In this atmosphere, initiatives like creating a “deportation force” to round up millions of undocumented immigrants; placing a “temporary but total and complete ban” on any Muslim from entering the country; legislating “some kind of punishment’ for women who undergo abortions; “tightening” control of the media, especially the press; and restricting freedom of expression by “opening” legislation regarding libel, slander, and defamation lawsuits are all distinct possibilities. None of those are far-fetched or paranoid fantasies; each of those initiatives has been promised by the Republican candidate, and each enjoys broad support among Republican voters.
From there it isn’t any kind of leap of the imagination to take Trump at his word and expect him to use – or abuse – his authority to “lock her up”; to put his rival candidate in prison, despite her having been cleared of any criminality in every one of the countless investigations to which the Republicans have subjected Hillary Clinton. That specific initiative doesn’t just have the support of Donald Trump’s base; it is one of their primary rallying points. Trump’s supporters will not just approve of incarcerating Clinton; they will demand it.
This deeply disturbing exercise could be extended to imagine the next generation and more if Trump were to succeed in his bid for the White House, we could continue to envision the dystopia that those who claim to want to “shake things up” would wreak upon the US and the world. But let’s just stop here and look at the United States as we have imagined it would be in the short to medium term after a Trump win in November.
A country in financial crisis, riddled with civil unrest; race riots being quelled by increasingly militaristic domestic police; civil rights suspended; executive power maximised and centralised without congressional or Supreme Court restraint; political opponents jailed without due process; habeas corpus suspended or not applicable to certain religious groups. This is a picture of the world’s largest banana republic. This is a vision of the end of the United States as we know it. This may well be what the US looks like just before its balkanisation as one state – or group of states – after another simply opts out of the union and refuses to accept the legitimacy of federal authority.
Can’t happen in the US? Of course it can.

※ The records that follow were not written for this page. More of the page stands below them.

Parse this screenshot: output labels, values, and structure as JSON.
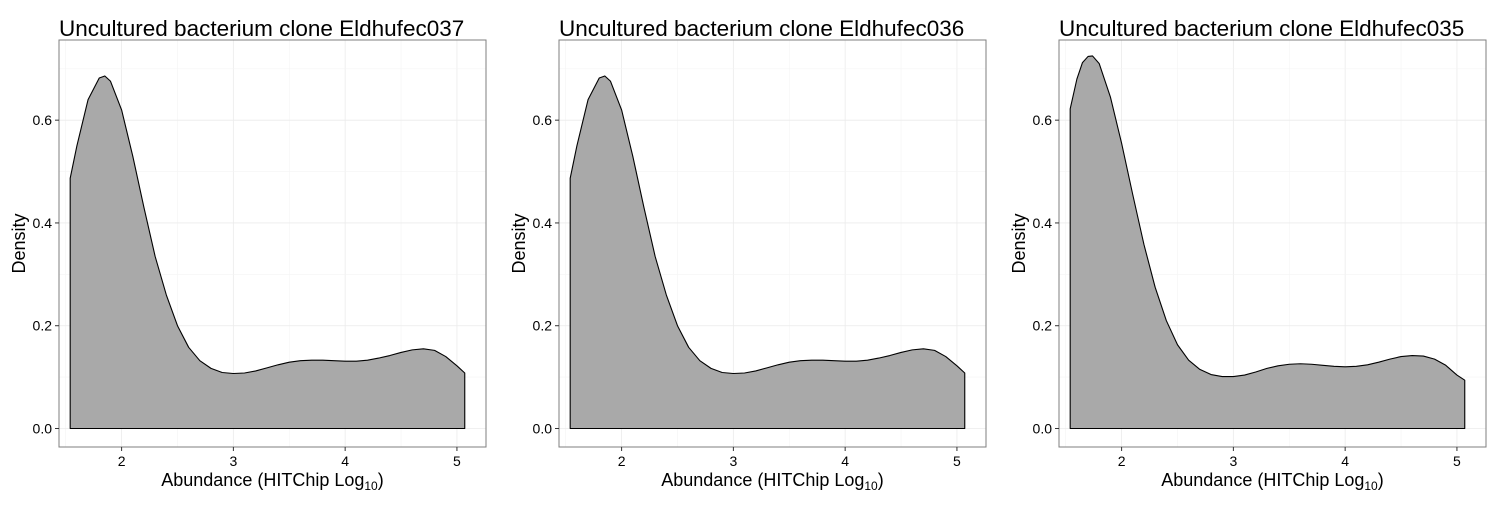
{
  "colors": {
    "fill": "#a9a9a9",
    "line": "#000000",
    "grid": "#ebebeb",
    "panel_border": "#7f7f7f",
    "background": "#ffffff"
  },
  "chart_data": [
    {
      "type": "area",
      "title": "Uncultured bacterium clone Eldhufec037",
      "xlabel": "Abundance (HITChip Log",
      "xlabel_subscript": "10",
      "xlabel_suffix": ")",
      "ylabel": "Density",
      "xlim": [
        1.44,
        5.26
      ],
      "ylim": [
        -0.036,
        0.756
      ],
      "xticks": [
        2,
        3,
        4,
        5
      ],
      "xtick_labels": [
        "2",
        "3",
        "4",
        "5"
      ],
      "yticks": [
        0.0,
        0.2,
        0.4,
        0.6
      ],
      "ytick_labels": [
        "0.0",
        "0.2",
        "0.4",
        "0.6"
      ],
      "grid": true,
      "x": [
        1.54,
        1.6,
        1.7,
        1.8,
        1.85,
        1.9,
        2.0,
        2.1,
        2.2,
        2.3,
        2.4,
        2.5,
        2.6,
        2.7,
        2.8,
        2.9,
        3.0,
        3.1,
        3.2,
        3.3,
        3.4,
        3.5,
        3.6,
        3.7,
        3.8,
        3.9,
        4.0,
        4.1,
        4.2,
        4.3,
        4.4,
        4.5,
        4.6,
        4.7,
        4.8,
        4.9,
        5.0,
        5.07
      ],
      "y": [
        0.487,
        0.55,
        0.64,
        0.682,
        0.686,
        0.676,
        0.62,
        0.53,
        0.43,
        0.335,
        0.26,
        0.2,
        0.158,
        0.132,
        0.117,
        0.109,
        0.107,
        0.108,
        0.112,
        0.118,
        0.124,
        0.129,
        0.132,
        0.133,
        0.133,
        0.132,
        0.131,
        0.131,
        0.133,
        0.137,
        0.142,
        0.148,
        0.153,
        0.155,
        0.152,
        0.14,
        0.122,
        0.108
      ]
    },
    {
      "type": "area",
      "title": "Uncultured bacterium clone Eldhufec036",
      "xlabel": "Abundance (HITChip Log",
      "xlabel_subscript": "10",
      "xlabel_suffix": ")",
      "ylabel": "Density",
      "xlim": [
        1.44,
        5.26
      ],
      "ylim": [
        -0.036,
        0.756
      ],
      "xticks": [
        2,
        3,
        4,
        5
      ],
      "xtick_labels": [
        "2",
        "3",
        "4",
        "5"
      ],
      "yticks": [
        0.0,
        0.2,
        0.4,
        0.6
      ],
      "ytick_labels": [
        "0.0",
        "0.2",
        "0.4",
        "0.6"
      ],
      "grid": true,
      "x": [
        1.54,
        1.6,
        1.7,
        1.8,
        1.85,
        1.9,
        2.0,
        2.1,
        2.2,
        2.3,
        2.4,
        2.5,
        2.6,
        2.7,
        2.8,
        2.9,
        3.0,
        3.1,
        3.2,
        3.3,
        3.4,
        3.5,
        3.6,
        3.7,
        3.8,
        3.9,
        4.0,
        4.1,
        4.2,
        4.3,
        4.4,
        4.5,
        4.6,
        4.7,
        4.8,
        4.9,
        5.0,
        5.07
      ],
      "y": [
        0.487,
        0.55,
        0.64,
        0.682,
        0.686,
        0.676,
        0.62,
        0.53,
        0.43,
        0.335,
        0.26,
        0.2,
        0.158,
        0.132,
        0.117,
        0.109,
        0.107,
        0.108,
        0.112,
        0.118,
        0.124,
        0.129,
        0.132,
        0.133,
        0.133,
        0.132,
        0.131,
        0.131,
        0.133,
        0.137,
        0.142,
        0.148,
        0.153,
        0.155,
        0.152,
        0.14,
        0.122,
        0.108
      ]
    },
    {
      "type": "area",
      "title": "Uncultured bacterium clone Eldhufec035",
      "xlabel": "Abundance (HITChip Log",
      "xlabel_subscript": "10",
      "xlabel_suffix": ")",
      "ylabel": "Density",
      "xlim": [
        1.44,
        5.26
      ],
      "ylim": [
        -0.036,
        0.756
      ],
      "xticks": [
        2,
        3,
        4,
        5
      ],
      "xtick_labels": [
        "2",
        "3",
        "4",
        "5"
      ],
      "yticks": [
        0.0,
        0.2,
        0.4,
        0.6
      ],
      "ytick_labels": [
        "0.0",
        "0.2",
        "0.4",
        "0.6"
      ],
      "grid": true,
      "x": [
        1.54,
        1.6,
        1.65,
        1.7,
        1.74,
        1.8,
        1.9,
        2.0,
        2.1,
        2.2,
        2.3,
        2.4,
        2.5,
        2.6,
        2.7,
        2.8,
        2.9,
        3.0,
        3.1,
        3.2,
        3.3,
        3.4,
        3.5,
        3.6,
        3.7,
        3.8,
        3.9,
        4.0,
        4.1,
        4.2,
        4.3,
        4.4,
        4.5,
        4.6,
        4.7,
        4.8,
        4.9,
        5.0,
        5.07
      ],
      "y": [
        0.622,
        0.68,
        0.712,
        0.724,
        0.725,
        0.71,
        0.645,
        0.555,
        0.455,
        0.358,
        0.275,
        0.21,
        0.163,
        0.133,
        0.115,
        0.105,
        0.101,
        0.101,
        0.104,
        0.11,
        0.117,
        0.122,
        0.125,
        0.126,
        0.125,
        0.123,
        0.121,
        0.12,
        0.121,
        0.124,
        0.129,
        0.135,
        0.14,
        0.142,
        0.141,
        0.135,
        0.123,
        0.104,
        0.094
      ]
    }
  ]
}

It has happened throughout history to empires and regimes that had been around a lot longer than the US has. It is currently the state of affairs in Putin’s Russia, and there are plenty of tin-pot populist wannabes in countries all over the world just waiting in the wings with ambitions and egos similar to Trump’s. A Trump presidency must be guarded against; it must not happen. If it should come to pass, all bets are off. Except this: The United States will not be a place rational and moral people would want to be.